Wave Attenuation by Restored Coral Reef Canopies: Implications for Coastal Protection

Abstract

The significant bottom roughness of coral reefs plays a vital role in mitigating wave-driven hazards along many tropical coastlines. As reef-building corals decline globally, reef restoration has been increasingly used to re-establish reef structure that influences wave dissipation. This study investigated the hydrodynamic processes that govern wave attenuation by restored reef canopies created using a common approach involving modular structures populated with coral colonies, based on the Mars Assisted Reef Restoration System. Three different coral covers were tested in a wave flume under various wave conditions and water depths typical of coral reef flats. We found that wave attenuation increased significantly with coral cover, driven by how specific attributes of the coral geometry controlled in-canopy flows and hydrodynamic forces. Two independent measures of wave energy dissipation generated by the reef were compared: (a) the rate of work done by hydrodynamic forces (calculated from force-velocity timeseries measurements), and (b) the observed wave height attenuation across the reef. These measures agreed well over the different coral covers and wave conditions studied, demonstrating that accurate quantification of in-canopy drag forces and flows enables reliable prediction of wave dissipation.

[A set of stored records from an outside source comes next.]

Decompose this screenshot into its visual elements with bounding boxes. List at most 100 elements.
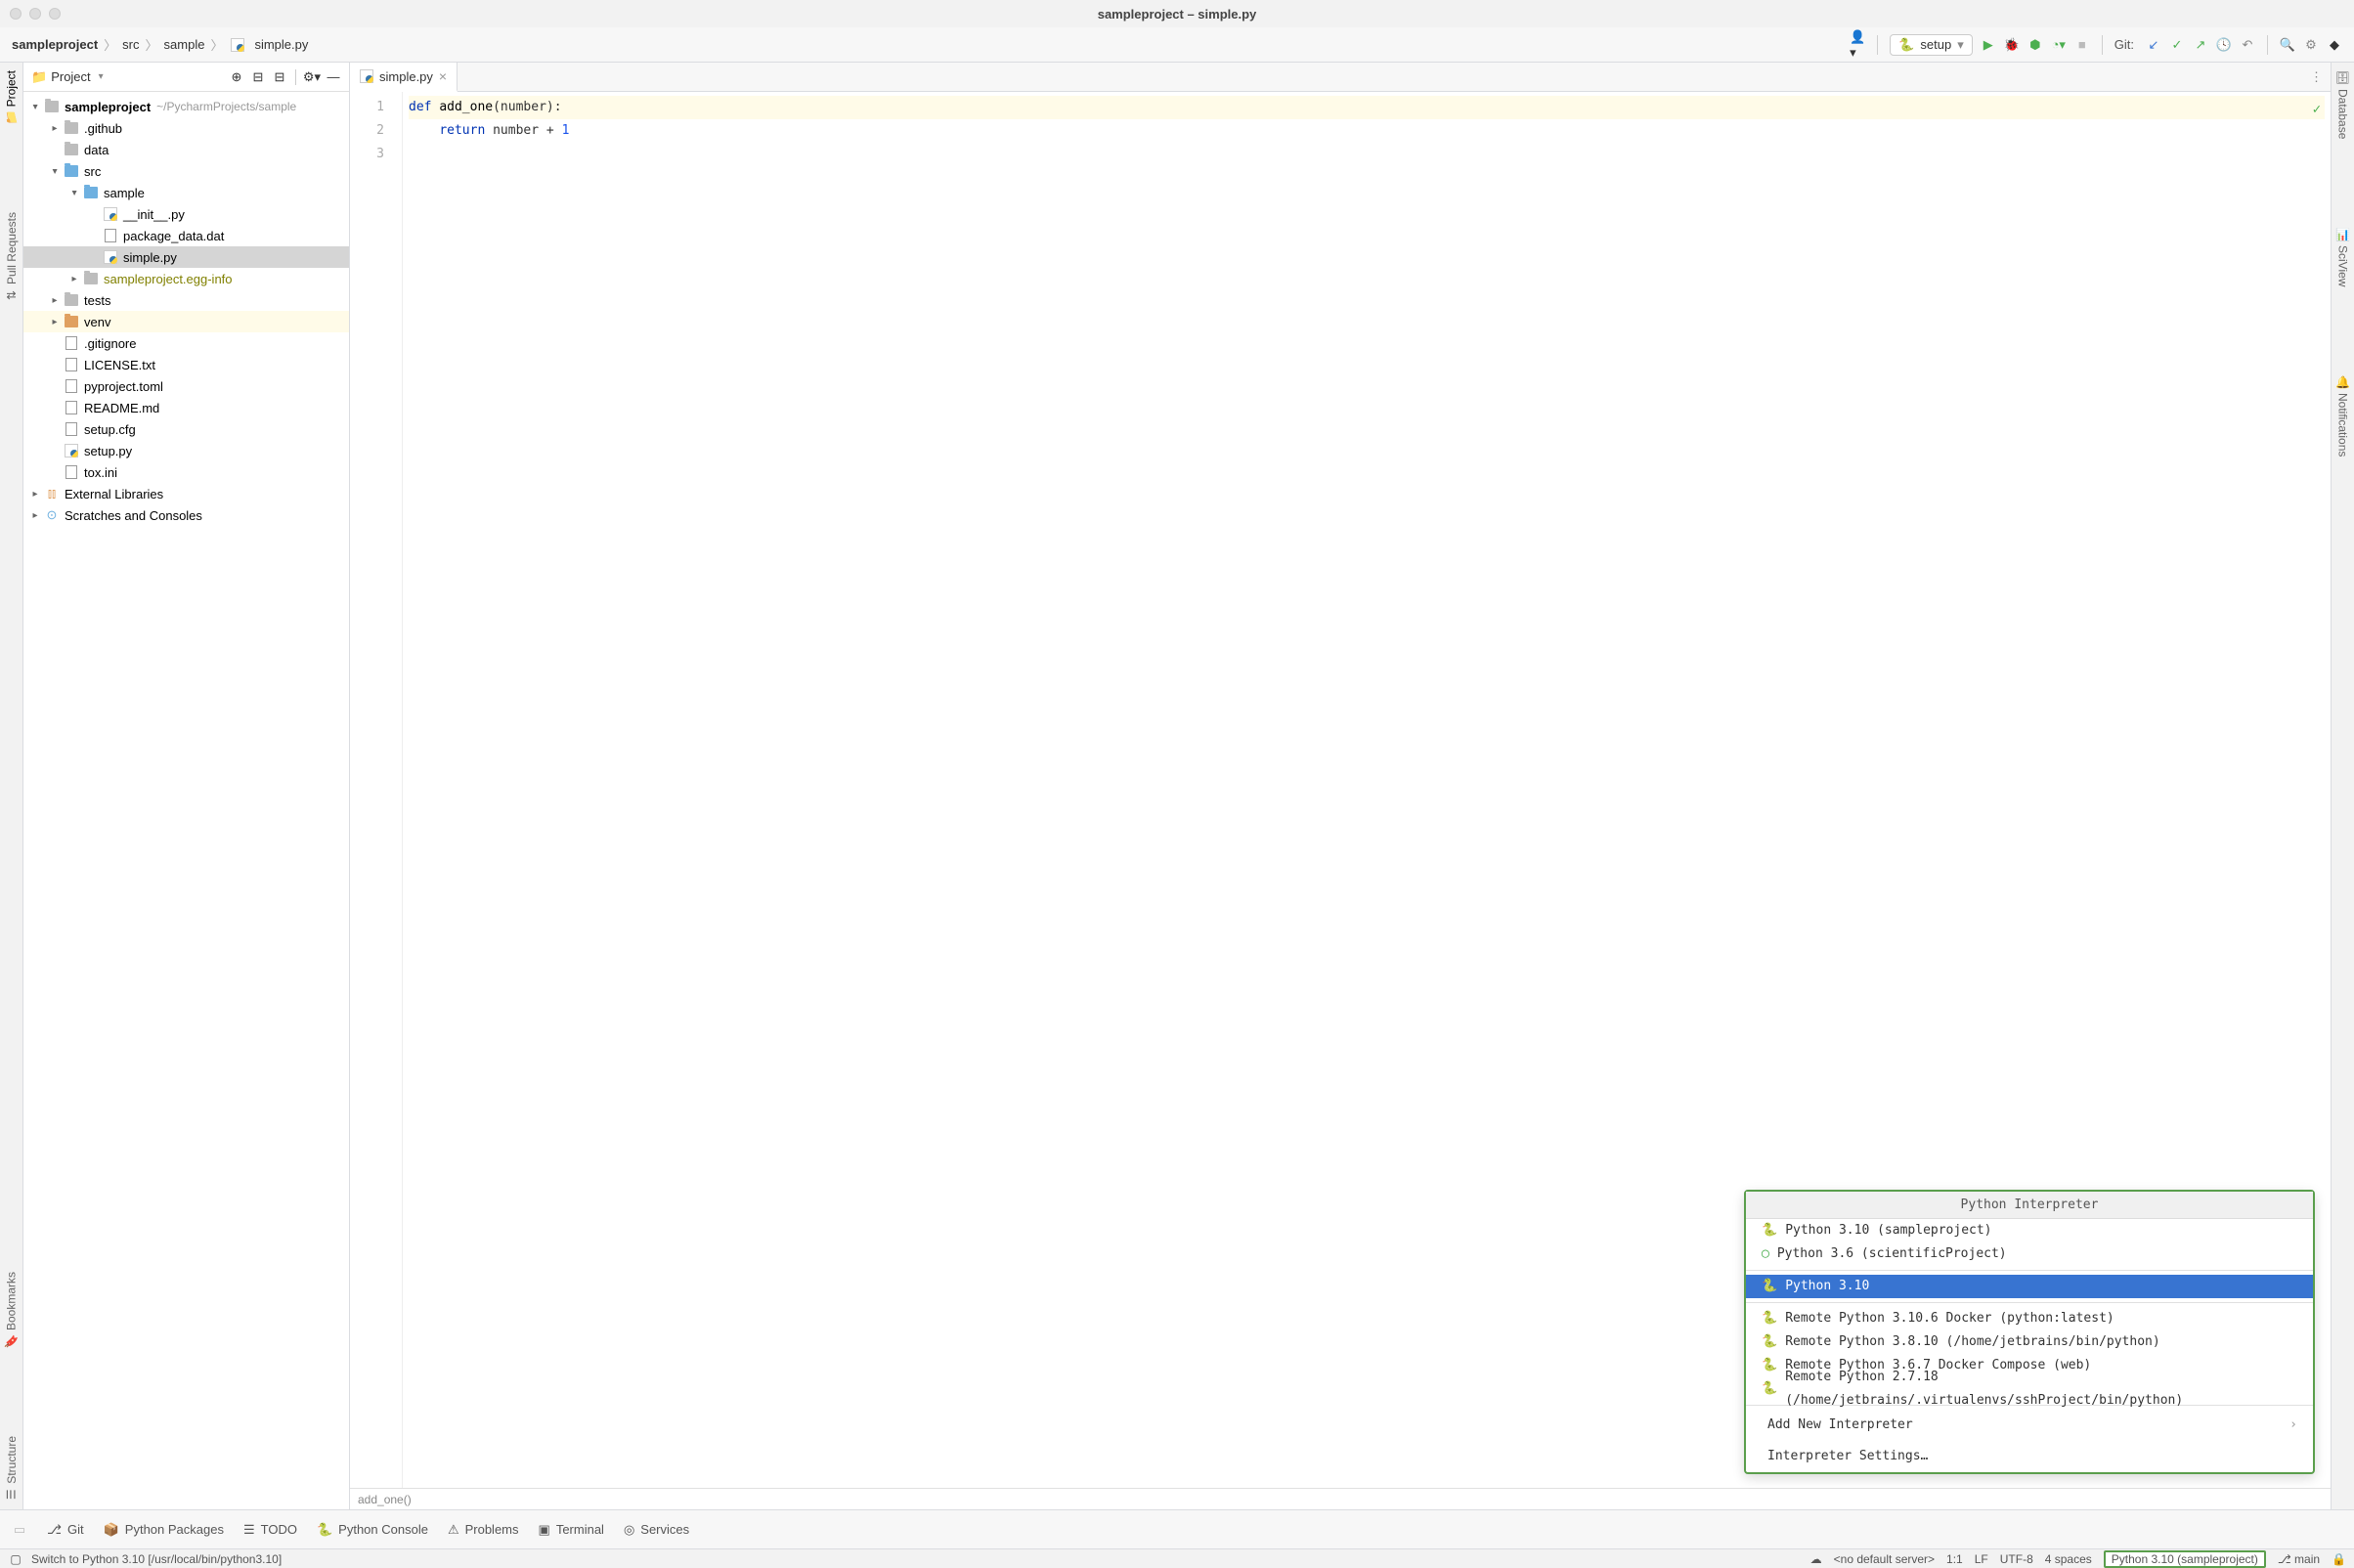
tree-item[interactable]: pyproject.toml: [23, 375, 349, 397]
select-open-file-icon[interactable]: ⊕: [229, 69, 244, 85]
tree-arrow-icon[interactable]: ▸: [50, 163, 61, 179]
tree-item[interactable]: ▸src: [23, 160, 349, 182]
tool-services[interactable]: ◎Services: [624, 1522, 689, 1538]
inspection-status-icon[interactable]: ✓: [2313, 98, 2321, 121]
tree-arrow-icon[interactable]: ▸: [47, 295, 63, 306]
crumb-src[interactable]: src: [122, 37, 139, 52]
run-icon[interactable]: ▶: [1981, 37, 1996, 53]
tool-python-packages[interactable]: 📦Python Packages: [104, 1522, 224, 1538]
tabs-more-icon[interactable]: ⋮: [2310, 69, 2331, 85]
minimize-panel-icon[interactable]: —: [326, 69, 341, 85]
tool-project[interactable]: 📁Project: [4, 70, 19, 124]
git-history-icon[interactable]: 🕓: [2216, 37, 2232, 53]
tool-structure[interactable]: ☰Structure: [5, 1436, 19, 1502]
tree-item[interactable]: ▸sampleproject.egg-info: [23, 268, 349, 289]
tool-todo[interactable]: ☰TODO: [243, 1522, 297, 1538]
window-maximize[interactable]: [49, 8, 61, 20]
line-number[interactable]: 3: [350, 143, 384, 166]
tree-item[interactable]: README.md: [23, 397, 349, 418]
tool-problems[interactable]: ⚠Problems: [448, 1522, 519, 1538]
tree-item[interactable]: ▸venv: [23, 311, 349, 332]
tool-notifications[interactable]: 🔔Notifications: [2336, 375, 2350, 457]
tree-item[interactable]: setup.cfg: [23, 418, 349, 440]
settings-icon[interactable]: ⚙: [2303, 37, 2319, 53]
tree-item[interactable]: ▸sample: [23, 182, 349, 203]
tree-item[interactable]: .gitignore: [23, 332, 349, 354]
crumb-sample[interactable]: sample: [164, 37, 205, 52]
search-icon[interactable]: 🔍: [2280, 37, 2295, 53]
status-encoding[interactable]: UTF-8: [2000, 1552, 2033, 1566]
tool-git[interactable]: ⎇Git: [47, 1522, 84, 1538]
crumb-project[interactable]: sampleproject: [12, 37, 98, 52]
expand-all-icon[interactable]: ⊟: [250, 69, 266, 85]
tree-item[interactable]: __init__.py: [23, 203, 349, 225]
project-view-selector[interactable]: 📁Project: [31, 69, 104, 85]
interpreter-option[interactable]: 🐍Remote Python 2.7.18 (/home/jetbrains/.…: [1746, 1377, 2313, 1401]
tool-database[interactable]: 🗄Database: [2336, 70, 2350, 140]
tab-close-icon[interactable]: ×: [439, 68, 447, 84]
interpreter-option[interactable]: 🐍Python 3.10: [1746, 1275, 2313, 1298]
tree-item[interactable]: setup.py: [23, 440, 349, 461]
status-interpreter[interactable]: Python 3.10 (sampleproject): [2104, 1550, 2266, 1568]
code-line[interactable]: def add_one(number):: [409, 96, 2325, 119]
editor-breadcrumb[interactable]: add_one(): [350, 1488, 2331, 1509]
user-icon[interactable]: 👤▾: [1850, 37, 1865, 53]
code-line[interactable]: [409, 143, 2325, 166]
run-config-selector[interactable]: 🐍setup▾: [1890, 34, 1973, 56]
tool-bookmarks[interactable]: 🔖Bookmarks: [4, 1272, 19, 1348]
debug-icon[interactable]: 🐞: [2004, 37, 2020, 53]
tool-pull-requests[interactable]: ⇅Pull Requests: [5, 212, 19, 302]
add-interpreter-action[interactable]: Add New Interpreter ›: [1746, 1410, 2313, 1441]
window-close[interactable]: [10, 8, 22, 20]
tree-arrow-icon[interactable]: ▸: [66, 274, 82, 284]
status-indent[interactable]: 4 spaces: [2045, 1552, 2092, 1566]
file-tab-simple[interactable]: simple.py ×: [350, 63, 458, 92]
interpreter-option[interactable]: ◯Python 3.6 (scientificProject): [1746, 1242, 2313, 1266]
status-position[interactable]: 1:1: [1946, 1552, 1963, 1566]
tree-arrow-icon[interactable]: ▸: [47, 123, 63, 134]
editor[interactable]: 123 ✓ def add_one(number): return number…: [350, 92, 2331, 1488]
status-server[interactable]: <no default server>: [1834, 1552, 1935, 1566]
interpreter-option[interactable]: 🐍Remote Python 3.8.10 (/home/jetbrains/b…: [1746, 1330, 2313, 1354]
gutter[interactable]: 123: [350, 92, 403, 1488]
line-number[interactable]: 1: [350, 96, 384, 119]
code-line[interactable]: return number + 1: [409, 119, 2325, 143]
jetbrains-icon[interactable]: ◆: [2327, 37, 2342, 53]
tree-item[interactable]: LICENSE.txt: [23, 354, 349, 375]
tree-item[interactable]: simple.py: [23, 246, 349, 268]
tool-sciview[interactable]: 📊SciView: [2336, 228, 2350, 287]
tree-item[interactable]: package_data.dat: [23, 225, 349, 246]
tree-arrow-icon[interactable]: ▸: [47, 317, 63, 327]
status-deploy-icon[interactable]: ☁: [1810, 1552, 1822, 1566]
window-minimize[interactable]: [29, 8, 41, 20]
git-update-icon[interactable]: ↙: [2146, 37, 2161, 53]
status-toggle-icon[interactable]: ▢: [8, 1551, 23, 1567]
tree-root[interactable]: ▸ sampleproject ~/PycharmProjects/sample: [23, 96, 349, 117]
crumb-file[interactable]: simple.py: [229, 37, 308, 52]
tree-item[interactable]: ▸⊙Scratches and Consoles: [23, 504, 349, 526]
bottom-left-stub[interactable]: ▭: [12, 1522, 27, 1538]
interpreter-option[interactable]: 🐍Remote Python 3.10.6 Docker (python:lat…: [1746, 1307, 2313, 1330]
tool-python-console[interactable]: 🐍Python Console: [317, 1522, 428, 1538]
tree-arrow-icon[interactable]: ▸: [27, 510, 43, 521]
project-tree[interactable]: ▸ sampleproject ~/PycharmProjects/sample…: [23, 92, 349, 1509]
profile-icon[interactable]: ◔▾: [2051, 37, 2067, 53]
status-hint[interactable]: Switch to Python 3.10 [/usr/local/bin/py…: [31, 1552, 282, 1566]
tree-item[interactable]: data: [23, 139, 349, 160]
coverage-icon[interactable]: ⬢: [2027, 37, 2043, 53]
line-number[interactable]: 2: [350, 119, 384, 143]
status-lock-icon[interactable]: 🔒: [2332, 1552, 2346, 1566]
status-branch[interactable]: ⎇ main: [2278, 1552, 2320, 1566]
git-push-icon[interactable]: ↗: [2193, 37, 2208, 53]
tree-item[interactable]: ▸.github: [23, 117, 349, 139]
tree-arrow-icon[interactable]: ▸: [69, 185, 80, 200]
tree-item[interactable]: ▸⫾⫾External Libraries: [23, 483, 349, 504]
tree-item[interactable]: ▸tests: [23, 289, 349, 311]
tree-item[interactable]: tox.ini: [23, 461, 349, 483]
tree-arrow-icon[interactable]: ▸: [27, 489, 43, 500]
git-commit-icon[interactable]: ✓: [2169, 37, 2185, 53]
interpreter-settings-action[interactable]: Interpreter Settings…: [1746, 1441, 2313, 1472]
interpreter-option[interactable]: 🐍Python 3.10 (sampleproject): [1746, 1219, 2313, 1242]
panel-options-icon[interactable]: ⚙▾: [304, 69, 320, 85]
tool-terminal[interactable]: ▣Terminal: [539, 1522, 604, 1538]
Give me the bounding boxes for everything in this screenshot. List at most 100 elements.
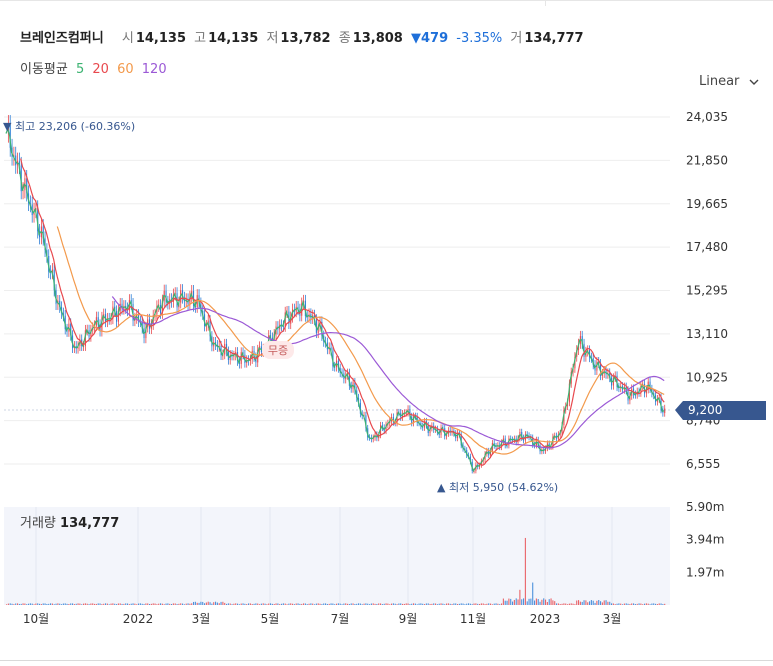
y-tick-label: 15,295 [686, 284, 728, 298]
volume-bar [435, 603, 437, 605]
volume-bar [110, 603, 112, 605]
volume-bar [568, 603, 570, 605]
y-tick-label: 24,035 [686, 110, 728, 124]
volume-bar [614, 604, 616, 605]
volume-bar [172, 603, 174, 605]
volume-bar [328, 603, 330, 605]
volume-bar [11, 603, 13, 605]
volume-bar [523, 598, 525, 605]
volume-bar [323, 603, 325, 605]
volume-bar [39, 603, 41, 605]
volume-bar [578, 600, 580, 605]
volume-bar [304, 603, 306, 605]
volume-bar [314, 604, 316, 605]
volume-bar [279, 604, 281, 605]
volume-bar [158, 603, 160, 605]
volume-bar [645, 603, 647, 605]
x-tick-label: 5월 [261, 612, 280, 626]
volume-bar [315, 603, 317, 605]
volume-bar [33, 604, 35, 605]
volume-bar [48, 603, 50, 605]
volume-bar [237, 603, 239, 605]
volume-bar [319, 603, 321, 605]
volume-bar [528, 598, 530, 605]
volume-bar [515, 598, 517, 605]
volume-bar [365, 603, 367, 605]
volume-bar [376, 603, 378, 605]
volume-bar [275, 603, 277, 605]
volume-bar [581, 601, 583, 605]
volume-bar [471, 604, 473, 605]
volume-bar [174, 603, 176, 605]
volume-bar [394, 603, 396, 605]
volume-bar [84, 603, 86, 605]
volume-bar [132, 603, 134, 605]
volume-bar [607, 601, 609, 605]
volume-bar [176, 604, 178, 605]
volume-bar [86, 603, 88, 605]
volume-bar [389, 604, 391, 605]
volume-bar [396, 604, 398, 605]
volume-bar [451, 604, 453, 605]
volume-bar [46, 604, 48, 605]
volume-bar [222, 601, 224, 605]
volume-bar [488, 603, 490, 605]
volume-bar [502, 598, 504, 605]
volume-bar [644, 603, 646, 605]
volume-bar [402, 603, 404, 605]
stock-chart[interactable]: 24,035 21,850 19,665 17,480 15,295 13,110 10,9… [0, 0, 773, 666]
volume-bar [374, 603, 376, 605]
volume-bar [183, 604, 185, 605]
volume-bar [601, 602, 603, 605]
volume-bar [216, 602, 218, 605]
volume-bar [66, 603, 68, 605]
volume-bar [521, 599, 523, 605]
volume-bar [103, 603, 105, 605]
volume-bar [499, 604, 501, 605]
volume-bar [455, 603, 457, 605]
volume-bar [116, 604, 118, 605]
volume-bar [160, 603, 162, 605]
x-tick-label: 9월 [399, 612, 418, 626]
volume-bar [535, 598, 537, 605]
volume-bar [42, 603, 44, 605]
volume-bar [380, 603, 382, 605]
volume-bar [336, 603, 338, 605]
volume-bar [609, 601, 611, 605]
volume-bar [524, 537, 526, 605]
volume-bar [561, 603, 563, 605]
volume-bar [141, 603, 143, 605]
volume-bar [447, 603, 449, 605]
volume-bar [422, 603, 424, 605]
volume-bar [79, 603, 81, 605]
volume-bar [235, 603, 237, 605]
volume-bar [101, 604, 103, 605]
volume-bar [603, 600, 605, 605]
volume-bar [9, 603, 11, 605]
volume-bar [44, 603, 46, 605]
volume-bar [95, 603, 97, 605]
volume-bar [226, 603, 228, 605]
volume-bar [260, 603, 262, 605]
volume-bar [106, 603, 108, 605]
volume-bar [167, 603, 169, 605]
volume-bar [55, 603, 57, 605]
volume-bar [26, 604, 28, 605]
volume-bar [231, 604, 233, 605]
volume-bar [480, 603, 482, 605]
volume-bar [156, 604, 158, 605]
volume-bar [350, 603, 352, 605]
current-price-label: 9,200 [688, 403, 722, 417]
volume-bar [425, 603, 427, 605]
volume-bar [88, 604, 90, 605]
volume-bar [292, 603, 294, 605]
volume-bar [403, 603, 405, 605]
volume-bar [191, 603, 193, 605]
volume-bar [29, 603, 31, 605]
volume-bar [117, 603, 119, 605]
volume-bar [332, 603, 334, 605]
volume-bar [35, 603, 37, 605]
volume-bar [92, 603, 94, 605]
volume-bar [411, 603, 413, 605]
volume-bar [405, 603, 407, 605]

The validated predictive framework was then used to evaluate the effectiveness of coral reef restoration under varying wave conditions and coral covers, showing that well-designed reef canopies can dissipate more than 50% of the incoming wave energy under typical reef flat conditions. These findings offer new insights into the hydrodynamic processes that govern wave attenuation by restored coral reef canopies, highlighting the potential of restoration to mitigate coastal hazard risk.